二人の会話を、呆れ眼で見据えていた私がいる中、係の人だろう女性が、なにやら上司と思われる男を連れて来た。
「お待たせしました……試験番号5963番、フラウ・フーリさんですね?」
「はい、そうです」
上司と思われる男性は、比較的礼儀正しい態度でフラウへと質問し、フラウも彼の言葉に相づちを打った。
「なるほど……ふむふむ。この年齢で筆記試験の成績もかなり上位で突破しているのだね……実に素晴らしい逸材だと思います」
「そんな……偶然、良い結果が出ただけですから」
軽く招待状にある書類へと目を通しながら言う男性に、フラウは照れ隠しの笑みをやんわりと作って見せた。

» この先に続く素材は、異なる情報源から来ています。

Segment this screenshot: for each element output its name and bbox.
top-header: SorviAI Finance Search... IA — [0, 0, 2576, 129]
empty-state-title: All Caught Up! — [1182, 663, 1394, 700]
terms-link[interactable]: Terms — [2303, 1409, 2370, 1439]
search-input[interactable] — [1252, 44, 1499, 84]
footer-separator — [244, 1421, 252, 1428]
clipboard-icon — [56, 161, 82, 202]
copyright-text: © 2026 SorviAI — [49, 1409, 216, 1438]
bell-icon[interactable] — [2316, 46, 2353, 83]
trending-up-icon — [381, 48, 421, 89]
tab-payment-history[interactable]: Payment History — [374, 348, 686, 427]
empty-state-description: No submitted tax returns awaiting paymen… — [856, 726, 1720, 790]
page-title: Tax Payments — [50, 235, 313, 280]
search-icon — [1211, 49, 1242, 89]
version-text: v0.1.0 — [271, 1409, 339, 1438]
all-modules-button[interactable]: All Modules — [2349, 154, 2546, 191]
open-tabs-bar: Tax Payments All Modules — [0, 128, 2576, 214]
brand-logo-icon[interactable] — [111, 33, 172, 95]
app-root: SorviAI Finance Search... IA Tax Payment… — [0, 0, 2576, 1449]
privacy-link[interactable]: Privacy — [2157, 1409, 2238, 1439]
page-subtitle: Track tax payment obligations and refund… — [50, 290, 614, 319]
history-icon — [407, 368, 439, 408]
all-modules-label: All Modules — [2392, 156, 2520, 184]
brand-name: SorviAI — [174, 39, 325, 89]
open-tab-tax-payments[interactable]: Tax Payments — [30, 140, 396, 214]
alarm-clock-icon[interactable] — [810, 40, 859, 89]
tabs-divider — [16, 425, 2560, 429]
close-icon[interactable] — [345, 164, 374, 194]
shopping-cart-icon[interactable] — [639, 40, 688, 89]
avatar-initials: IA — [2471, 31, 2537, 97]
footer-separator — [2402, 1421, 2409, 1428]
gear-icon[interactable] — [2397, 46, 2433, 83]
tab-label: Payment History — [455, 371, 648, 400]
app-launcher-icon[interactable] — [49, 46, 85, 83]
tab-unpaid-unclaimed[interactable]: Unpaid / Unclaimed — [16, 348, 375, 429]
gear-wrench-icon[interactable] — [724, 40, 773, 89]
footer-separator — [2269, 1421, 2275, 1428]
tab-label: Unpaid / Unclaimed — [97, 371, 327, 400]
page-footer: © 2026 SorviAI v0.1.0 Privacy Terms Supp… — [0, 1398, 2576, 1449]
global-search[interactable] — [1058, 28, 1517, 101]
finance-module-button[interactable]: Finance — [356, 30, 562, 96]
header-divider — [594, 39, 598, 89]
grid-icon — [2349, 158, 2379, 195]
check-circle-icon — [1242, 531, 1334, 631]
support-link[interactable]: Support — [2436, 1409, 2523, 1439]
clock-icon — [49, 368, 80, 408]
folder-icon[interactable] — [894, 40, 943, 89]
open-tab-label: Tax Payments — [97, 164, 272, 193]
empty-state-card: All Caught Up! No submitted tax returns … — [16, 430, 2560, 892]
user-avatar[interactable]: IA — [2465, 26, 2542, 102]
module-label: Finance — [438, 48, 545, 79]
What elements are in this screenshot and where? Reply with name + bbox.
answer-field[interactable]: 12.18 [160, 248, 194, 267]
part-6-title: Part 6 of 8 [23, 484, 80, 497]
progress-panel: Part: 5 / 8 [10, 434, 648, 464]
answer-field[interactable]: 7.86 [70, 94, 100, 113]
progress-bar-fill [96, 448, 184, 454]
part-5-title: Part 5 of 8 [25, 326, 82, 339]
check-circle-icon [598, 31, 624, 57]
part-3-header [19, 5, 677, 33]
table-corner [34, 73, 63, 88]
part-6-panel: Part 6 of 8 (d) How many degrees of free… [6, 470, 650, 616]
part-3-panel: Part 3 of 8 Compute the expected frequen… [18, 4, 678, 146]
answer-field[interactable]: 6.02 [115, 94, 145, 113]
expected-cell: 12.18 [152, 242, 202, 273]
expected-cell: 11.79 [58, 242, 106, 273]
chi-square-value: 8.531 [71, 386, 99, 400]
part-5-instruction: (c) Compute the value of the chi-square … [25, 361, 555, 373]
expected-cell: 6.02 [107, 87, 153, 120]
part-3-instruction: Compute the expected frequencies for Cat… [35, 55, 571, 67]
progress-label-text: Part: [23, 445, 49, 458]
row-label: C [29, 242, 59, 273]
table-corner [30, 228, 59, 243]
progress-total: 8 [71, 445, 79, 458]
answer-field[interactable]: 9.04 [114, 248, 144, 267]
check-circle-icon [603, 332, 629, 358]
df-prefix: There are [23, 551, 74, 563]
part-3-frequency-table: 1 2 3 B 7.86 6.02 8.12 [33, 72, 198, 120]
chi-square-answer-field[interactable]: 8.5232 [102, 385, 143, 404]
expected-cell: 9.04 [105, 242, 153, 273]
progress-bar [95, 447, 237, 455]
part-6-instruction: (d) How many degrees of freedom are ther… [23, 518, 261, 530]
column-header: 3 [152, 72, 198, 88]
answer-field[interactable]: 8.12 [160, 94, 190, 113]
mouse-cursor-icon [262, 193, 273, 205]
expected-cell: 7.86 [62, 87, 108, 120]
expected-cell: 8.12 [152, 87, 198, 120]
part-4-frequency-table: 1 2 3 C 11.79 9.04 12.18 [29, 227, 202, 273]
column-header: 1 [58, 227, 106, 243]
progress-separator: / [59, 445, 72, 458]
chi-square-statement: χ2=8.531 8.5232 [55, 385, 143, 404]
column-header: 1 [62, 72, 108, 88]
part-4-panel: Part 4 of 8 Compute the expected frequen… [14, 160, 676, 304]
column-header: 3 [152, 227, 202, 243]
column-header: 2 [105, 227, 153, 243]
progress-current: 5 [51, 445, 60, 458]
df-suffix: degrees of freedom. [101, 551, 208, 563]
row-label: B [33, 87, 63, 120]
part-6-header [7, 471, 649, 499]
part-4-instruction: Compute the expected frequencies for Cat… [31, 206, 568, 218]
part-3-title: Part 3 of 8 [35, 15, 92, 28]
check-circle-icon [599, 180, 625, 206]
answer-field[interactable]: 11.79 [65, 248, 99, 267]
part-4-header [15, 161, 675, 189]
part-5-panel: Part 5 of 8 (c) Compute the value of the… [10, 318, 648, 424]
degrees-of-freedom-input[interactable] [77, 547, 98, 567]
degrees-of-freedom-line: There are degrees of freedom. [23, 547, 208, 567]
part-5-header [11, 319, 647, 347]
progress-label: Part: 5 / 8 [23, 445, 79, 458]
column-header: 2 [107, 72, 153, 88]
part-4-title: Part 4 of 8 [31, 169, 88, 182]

「……所で、一つ聞きたいんだが、この試験会場には、どの様な手段でやって来たのかね?」
「……へ?」
直後、穏やかながらも真剣な眼差しでフラウを見た彼。
これにフラウもキョトンとなってしまう。
同時に、フラウとしても返答に困る質問でもあった。
理由は簡素な物だ。
この世界の理として、人間は空間転移魔法を禁忌としている。
よって、人間が人間をしている以上、絶対に使用する事が出来ない。
これは法律がそうさせているのではなく、この世界における自然界の法則みたいなレベルで……現状では、どんなに頑張っても空間転移魔法を発動する事が不可能であったからだ。
「えぇと……空を飛んで来ました」
空間転移して来たと言っても嘘だと言われそうだったので、フラウは誤魔化し半分に男性へとそう答えたのだが、
「それは嘘ですね。このエリア一帯には強い結界が敷かれております。もし、空を飛んで来たのであれば、それを突破しなければならない……よしんば突破して来たとしても、結界を破った形跡が残る。まして、侵入した時点でこちら側も気付くと思うのですよ?」
男性はピシャリとフラウの嘘を論破して来た。